On the other end of the Keeping It Modern spectrum, icons such as Jørn Utzon’s Sydney Opera House offer a different lesson: Already-protected buildings need not rest on their laurels but can use their heightened visibility to further the conservation cause. Ian Cashen, executive director of building safety and security at the opera house, explains that the grant fostered the development of new techniques for conducting “tap test” inspections of the concrete and tile that make up the sail-like roof. University of Sydney researchers created a tool that combines a tapping hammer with a microphone and thermal and force sensors.

The data collected can be synced with BIM and Revit software that monitors the whole building, tracking areas in need of repair.
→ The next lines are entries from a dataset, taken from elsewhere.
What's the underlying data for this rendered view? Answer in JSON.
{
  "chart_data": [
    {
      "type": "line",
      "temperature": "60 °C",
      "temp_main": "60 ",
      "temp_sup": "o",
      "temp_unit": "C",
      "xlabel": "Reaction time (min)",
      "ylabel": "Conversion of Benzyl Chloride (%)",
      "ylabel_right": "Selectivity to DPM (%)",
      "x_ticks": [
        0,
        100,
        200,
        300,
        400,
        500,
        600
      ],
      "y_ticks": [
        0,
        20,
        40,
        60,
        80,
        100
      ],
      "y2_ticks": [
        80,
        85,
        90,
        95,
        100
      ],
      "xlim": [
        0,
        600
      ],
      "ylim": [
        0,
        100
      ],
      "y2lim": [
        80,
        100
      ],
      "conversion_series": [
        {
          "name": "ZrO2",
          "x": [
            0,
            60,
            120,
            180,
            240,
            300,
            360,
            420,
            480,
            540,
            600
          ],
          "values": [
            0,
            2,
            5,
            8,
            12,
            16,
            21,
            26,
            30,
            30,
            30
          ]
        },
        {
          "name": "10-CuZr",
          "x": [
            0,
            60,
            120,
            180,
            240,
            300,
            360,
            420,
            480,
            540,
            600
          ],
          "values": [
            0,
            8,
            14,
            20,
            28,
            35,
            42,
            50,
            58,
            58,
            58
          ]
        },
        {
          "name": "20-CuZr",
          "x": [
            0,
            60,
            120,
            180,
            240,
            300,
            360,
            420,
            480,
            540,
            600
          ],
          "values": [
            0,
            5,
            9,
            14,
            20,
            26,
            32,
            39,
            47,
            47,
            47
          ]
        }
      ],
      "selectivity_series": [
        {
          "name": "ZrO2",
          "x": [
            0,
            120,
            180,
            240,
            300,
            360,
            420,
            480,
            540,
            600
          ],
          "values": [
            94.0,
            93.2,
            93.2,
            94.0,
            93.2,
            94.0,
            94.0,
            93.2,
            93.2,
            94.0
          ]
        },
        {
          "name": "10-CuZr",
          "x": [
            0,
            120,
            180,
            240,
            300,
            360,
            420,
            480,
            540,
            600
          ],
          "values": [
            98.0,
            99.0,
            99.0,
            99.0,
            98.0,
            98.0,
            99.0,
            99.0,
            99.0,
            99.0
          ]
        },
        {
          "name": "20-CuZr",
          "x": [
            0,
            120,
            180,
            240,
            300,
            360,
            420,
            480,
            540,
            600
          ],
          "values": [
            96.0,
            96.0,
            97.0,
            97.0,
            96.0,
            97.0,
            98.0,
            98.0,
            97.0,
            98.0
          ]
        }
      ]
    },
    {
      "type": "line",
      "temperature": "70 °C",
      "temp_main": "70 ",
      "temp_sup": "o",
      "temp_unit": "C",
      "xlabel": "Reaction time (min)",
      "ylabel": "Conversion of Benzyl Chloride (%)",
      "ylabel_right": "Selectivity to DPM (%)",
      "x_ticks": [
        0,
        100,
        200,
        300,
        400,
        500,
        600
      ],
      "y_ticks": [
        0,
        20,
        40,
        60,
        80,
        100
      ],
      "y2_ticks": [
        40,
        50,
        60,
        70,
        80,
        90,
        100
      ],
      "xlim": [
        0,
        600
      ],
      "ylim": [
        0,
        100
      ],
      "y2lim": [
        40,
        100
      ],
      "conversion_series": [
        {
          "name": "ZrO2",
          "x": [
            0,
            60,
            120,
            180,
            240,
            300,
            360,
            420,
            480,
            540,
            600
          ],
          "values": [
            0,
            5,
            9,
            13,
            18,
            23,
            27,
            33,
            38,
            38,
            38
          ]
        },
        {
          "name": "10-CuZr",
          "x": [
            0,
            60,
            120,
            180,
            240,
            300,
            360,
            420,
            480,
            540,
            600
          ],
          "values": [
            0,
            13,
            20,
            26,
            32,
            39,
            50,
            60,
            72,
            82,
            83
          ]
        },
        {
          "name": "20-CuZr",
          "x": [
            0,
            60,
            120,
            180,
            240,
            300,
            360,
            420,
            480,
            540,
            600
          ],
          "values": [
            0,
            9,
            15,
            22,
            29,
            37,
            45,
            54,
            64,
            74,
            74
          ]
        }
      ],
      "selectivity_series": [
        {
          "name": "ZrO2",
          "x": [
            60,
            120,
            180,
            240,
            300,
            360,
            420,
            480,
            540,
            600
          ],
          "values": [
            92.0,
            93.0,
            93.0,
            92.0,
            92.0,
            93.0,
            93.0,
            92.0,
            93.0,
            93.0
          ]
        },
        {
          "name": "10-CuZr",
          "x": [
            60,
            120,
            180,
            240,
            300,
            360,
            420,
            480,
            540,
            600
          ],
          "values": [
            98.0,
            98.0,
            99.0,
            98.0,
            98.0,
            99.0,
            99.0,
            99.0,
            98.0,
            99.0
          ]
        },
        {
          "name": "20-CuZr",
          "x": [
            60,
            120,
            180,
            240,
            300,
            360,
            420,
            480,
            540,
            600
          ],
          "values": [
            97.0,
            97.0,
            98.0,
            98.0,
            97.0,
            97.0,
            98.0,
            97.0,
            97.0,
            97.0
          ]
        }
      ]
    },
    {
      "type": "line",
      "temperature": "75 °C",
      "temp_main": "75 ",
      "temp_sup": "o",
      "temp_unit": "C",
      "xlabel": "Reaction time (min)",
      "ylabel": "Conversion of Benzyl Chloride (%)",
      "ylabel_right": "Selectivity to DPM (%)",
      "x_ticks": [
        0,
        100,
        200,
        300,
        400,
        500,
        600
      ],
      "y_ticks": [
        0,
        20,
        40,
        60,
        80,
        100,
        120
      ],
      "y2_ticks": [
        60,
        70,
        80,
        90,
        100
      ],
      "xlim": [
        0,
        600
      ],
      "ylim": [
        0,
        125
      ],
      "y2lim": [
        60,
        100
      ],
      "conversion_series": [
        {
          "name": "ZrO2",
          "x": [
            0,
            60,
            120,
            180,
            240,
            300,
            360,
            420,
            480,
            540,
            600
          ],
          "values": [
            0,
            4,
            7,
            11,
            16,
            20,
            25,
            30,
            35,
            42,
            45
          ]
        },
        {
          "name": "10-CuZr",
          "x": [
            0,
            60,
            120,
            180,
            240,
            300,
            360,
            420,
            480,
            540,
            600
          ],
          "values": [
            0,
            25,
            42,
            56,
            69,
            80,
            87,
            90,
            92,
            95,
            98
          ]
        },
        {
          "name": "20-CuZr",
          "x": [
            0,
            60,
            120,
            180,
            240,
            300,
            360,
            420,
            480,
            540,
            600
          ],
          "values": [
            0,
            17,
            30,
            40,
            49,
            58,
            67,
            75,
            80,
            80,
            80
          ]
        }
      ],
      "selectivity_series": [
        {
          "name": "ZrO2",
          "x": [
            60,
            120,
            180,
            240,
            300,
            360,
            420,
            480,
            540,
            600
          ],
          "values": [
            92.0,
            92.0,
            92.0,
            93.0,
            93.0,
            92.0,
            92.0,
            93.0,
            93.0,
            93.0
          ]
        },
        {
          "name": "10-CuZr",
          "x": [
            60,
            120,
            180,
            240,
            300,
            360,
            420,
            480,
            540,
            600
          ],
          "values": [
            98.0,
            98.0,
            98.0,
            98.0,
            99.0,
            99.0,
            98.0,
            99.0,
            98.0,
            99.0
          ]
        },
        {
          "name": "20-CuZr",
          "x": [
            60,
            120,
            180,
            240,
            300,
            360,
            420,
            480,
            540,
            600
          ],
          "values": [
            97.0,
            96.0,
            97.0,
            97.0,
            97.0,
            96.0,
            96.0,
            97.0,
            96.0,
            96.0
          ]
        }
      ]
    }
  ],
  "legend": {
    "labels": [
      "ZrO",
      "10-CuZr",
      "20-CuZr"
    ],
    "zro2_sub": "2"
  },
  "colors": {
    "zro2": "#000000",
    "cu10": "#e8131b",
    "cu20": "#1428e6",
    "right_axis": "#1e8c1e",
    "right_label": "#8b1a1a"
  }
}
Cashen and the opera house team are also investigating the use of drones to take high-resolution and thermographic photographs to gauge deterioration or changes. “Long-term, we want to use this information to develop machine learning algorithms to pinpoint deterioration in each of the 3,382 tiles that cover the opera house sails, and any deterioration to the shell structure,” he says.

The use of drones and algorithms to conserve a building nearly half a century old gives us a conservationist spin on Mies’s quote: All architecture is bound up with its own time, but to thrive and continue into the future, it must open itself up to the media, methods, and technologies of each evolving epoch.